Two, can the untrusted code access resources that it shouldn’t (memory, files, sockets)? That’s mostly a quality of implementation issue, not one of Turing completeness. JavaScript interpreters have certainly been vulnerable to various exploits, but so have JPEG decoders. I don’t think TC is the issue here. (However, this is complicated a bit by side-channel attacks à la Spectre. I’m not sure how TC factors into those.)

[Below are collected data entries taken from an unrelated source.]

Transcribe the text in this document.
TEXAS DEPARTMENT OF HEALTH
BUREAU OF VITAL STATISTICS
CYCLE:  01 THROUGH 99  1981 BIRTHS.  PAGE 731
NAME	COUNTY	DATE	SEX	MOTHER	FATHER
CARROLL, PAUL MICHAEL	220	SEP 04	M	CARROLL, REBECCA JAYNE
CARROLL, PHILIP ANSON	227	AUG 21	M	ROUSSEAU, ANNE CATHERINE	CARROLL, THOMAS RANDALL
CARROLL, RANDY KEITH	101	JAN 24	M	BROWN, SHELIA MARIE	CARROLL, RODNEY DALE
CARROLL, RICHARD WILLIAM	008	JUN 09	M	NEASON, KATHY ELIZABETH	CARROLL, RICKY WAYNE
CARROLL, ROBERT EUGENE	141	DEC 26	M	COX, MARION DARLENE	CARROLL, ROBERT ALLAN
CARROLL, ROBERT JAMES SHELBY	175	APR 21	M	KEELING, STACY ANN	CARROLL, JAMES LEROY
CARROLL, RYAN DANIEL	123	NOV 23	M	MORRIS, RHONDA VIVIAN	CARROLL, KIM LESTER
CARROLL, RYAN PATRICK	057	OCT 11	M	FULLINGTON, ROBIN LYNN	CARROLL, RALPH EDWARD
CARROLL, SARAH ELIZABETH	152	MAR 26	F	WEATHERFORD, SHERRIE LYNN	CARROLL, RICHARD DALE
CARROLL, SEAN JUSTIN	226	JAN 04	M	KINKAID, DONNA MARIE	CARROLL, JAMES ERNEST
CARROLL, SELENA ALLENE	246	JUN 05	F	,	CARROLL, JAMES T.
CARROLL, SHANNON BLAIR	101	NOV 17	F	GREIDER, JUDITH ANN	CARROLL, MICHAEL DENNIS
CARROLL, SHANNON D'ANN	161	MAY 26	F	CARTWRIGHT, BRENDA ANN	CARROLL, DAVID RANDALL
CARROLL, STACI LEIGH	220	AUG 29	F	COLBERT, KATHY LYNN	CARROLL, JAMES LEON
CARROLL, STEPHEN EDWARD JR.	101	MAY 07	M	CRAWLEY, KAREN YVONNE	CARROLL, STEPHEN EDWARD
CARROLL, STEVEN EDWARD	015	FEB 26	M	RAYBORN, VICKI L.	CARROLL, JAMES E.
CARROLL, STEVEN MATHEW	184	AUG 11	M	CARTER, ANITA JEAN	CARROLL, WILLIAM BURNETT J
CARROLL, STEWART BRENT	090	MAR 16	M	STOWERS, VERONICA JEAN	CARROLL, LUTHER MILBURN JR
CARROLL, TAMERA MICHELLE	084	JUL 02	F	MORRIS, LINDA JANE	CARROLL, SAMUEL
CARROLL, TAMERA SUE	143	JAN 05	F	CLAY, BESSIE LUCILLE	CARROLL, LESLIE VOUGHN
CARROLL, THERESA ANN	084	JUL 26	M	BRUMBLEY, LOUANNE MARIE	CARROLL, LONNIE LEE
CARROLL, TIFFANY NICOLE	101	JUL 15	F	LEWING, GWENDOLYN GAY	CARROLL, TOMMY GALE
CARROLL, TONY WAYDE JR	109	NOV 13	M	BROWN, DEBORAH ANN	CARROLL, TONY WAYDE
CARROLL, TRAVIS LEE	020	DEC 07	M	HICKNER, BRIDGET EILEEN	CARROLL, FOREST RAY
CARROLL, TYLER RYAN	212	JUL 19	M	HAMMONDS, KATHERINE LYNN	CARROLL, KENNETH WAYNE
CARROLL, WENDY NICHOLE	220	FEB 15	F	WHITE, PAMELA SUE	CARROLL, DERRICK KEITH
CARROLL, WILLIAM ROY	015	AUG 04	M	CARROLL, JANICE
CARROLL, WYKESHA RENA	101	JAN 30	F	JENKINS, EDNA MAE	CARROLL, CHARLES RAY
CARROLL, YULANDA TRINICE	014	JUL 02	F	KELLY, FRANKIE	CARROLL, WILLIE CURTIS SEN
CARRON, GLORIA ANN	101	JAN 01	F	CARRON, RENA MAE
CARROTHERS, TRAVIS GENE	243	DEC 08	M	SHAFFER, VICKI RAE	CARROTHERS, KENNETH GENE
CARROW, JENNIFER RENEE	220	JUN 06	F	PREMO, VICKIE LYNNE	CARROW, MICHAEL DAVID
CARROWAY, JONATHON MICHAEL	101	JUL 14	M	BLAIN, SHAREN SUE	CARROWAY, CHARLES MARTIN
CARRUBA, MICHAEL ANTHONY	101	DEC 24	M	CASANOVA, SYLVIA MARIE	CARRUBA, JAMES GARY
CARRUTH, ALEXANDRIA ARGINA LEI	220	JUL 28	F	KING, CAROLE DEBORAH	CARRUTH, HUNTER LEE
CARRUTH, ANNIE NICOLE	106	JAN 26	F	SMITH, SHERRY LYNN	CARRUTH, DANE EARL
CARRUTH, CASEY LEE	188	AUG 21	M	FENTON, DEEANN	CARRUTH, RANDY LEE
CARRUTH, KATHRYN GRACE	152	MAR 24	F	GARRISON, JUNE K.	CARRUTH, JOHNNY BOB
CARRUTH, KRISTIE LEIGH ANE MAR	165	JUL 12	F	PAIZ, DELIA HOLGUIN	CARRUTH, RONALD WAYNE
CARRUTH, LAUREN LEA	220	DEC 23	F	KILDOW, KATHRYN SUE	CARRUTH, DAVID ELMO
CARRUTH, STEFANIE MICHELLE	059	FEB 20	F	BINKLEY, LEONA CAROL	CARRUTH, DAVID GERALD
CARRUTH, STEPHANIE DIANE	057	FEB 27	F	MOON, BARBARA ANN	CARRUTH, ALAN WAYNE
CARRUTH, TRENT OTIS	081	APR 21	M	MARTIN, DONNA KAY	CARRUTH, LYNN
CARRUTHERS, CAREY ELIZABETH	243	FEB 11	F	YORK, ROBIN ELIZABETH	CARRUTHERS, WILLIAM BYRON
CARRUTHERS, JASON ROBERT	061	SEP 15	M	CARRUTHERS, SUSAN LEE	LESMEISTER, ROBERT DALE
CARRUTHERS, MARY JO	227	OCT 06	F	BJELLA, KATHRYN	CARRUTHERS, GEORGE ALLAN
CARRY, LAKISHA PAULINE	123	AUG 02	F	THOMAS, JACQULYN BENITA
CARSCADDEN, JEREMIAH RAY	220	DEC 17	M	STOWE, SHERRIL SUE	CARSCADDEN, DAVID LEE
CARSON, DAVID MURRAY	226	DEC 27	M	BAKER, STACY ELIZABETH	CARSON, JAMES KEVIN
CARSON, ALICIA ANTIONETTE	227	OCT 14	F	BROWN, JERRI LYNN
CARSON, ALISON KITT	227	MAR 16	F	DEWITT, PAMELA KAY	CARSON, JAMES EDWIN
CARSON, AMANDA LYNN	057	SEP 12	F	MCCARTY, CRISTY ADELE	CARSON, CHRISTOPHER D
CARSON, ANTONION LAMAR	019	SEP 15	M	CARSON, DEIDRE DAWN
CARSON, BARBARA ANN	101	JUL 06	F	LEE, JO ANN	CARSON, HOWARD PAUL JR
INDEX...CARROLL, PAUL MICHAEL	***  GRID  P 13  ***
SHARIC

In summary, I’m not convinced that Turing completeness is all that relevant for security. Am I wrong here?

1 comments

Both can have exploits as you've shown, but you haven't addressed the difficulty of securing one or the other. Turing complete systems have a dramatically larger state space than non turing complete implementations and so at a fundamental level are more difficult to secure.
I simply don't think Turing completeness is the deciding factor in determining that difficulty. Hopefully someone can define this more clearly, but in my opinion, the issue is not abstract "state space", but implementation complexity and attack surface.

For example, it's a lot easier to write a secure Brainfuck interpreter (a very simple Turing complete language that can only access STDIN and STDOUT) than a program that securely extracts a ZIP file to disk.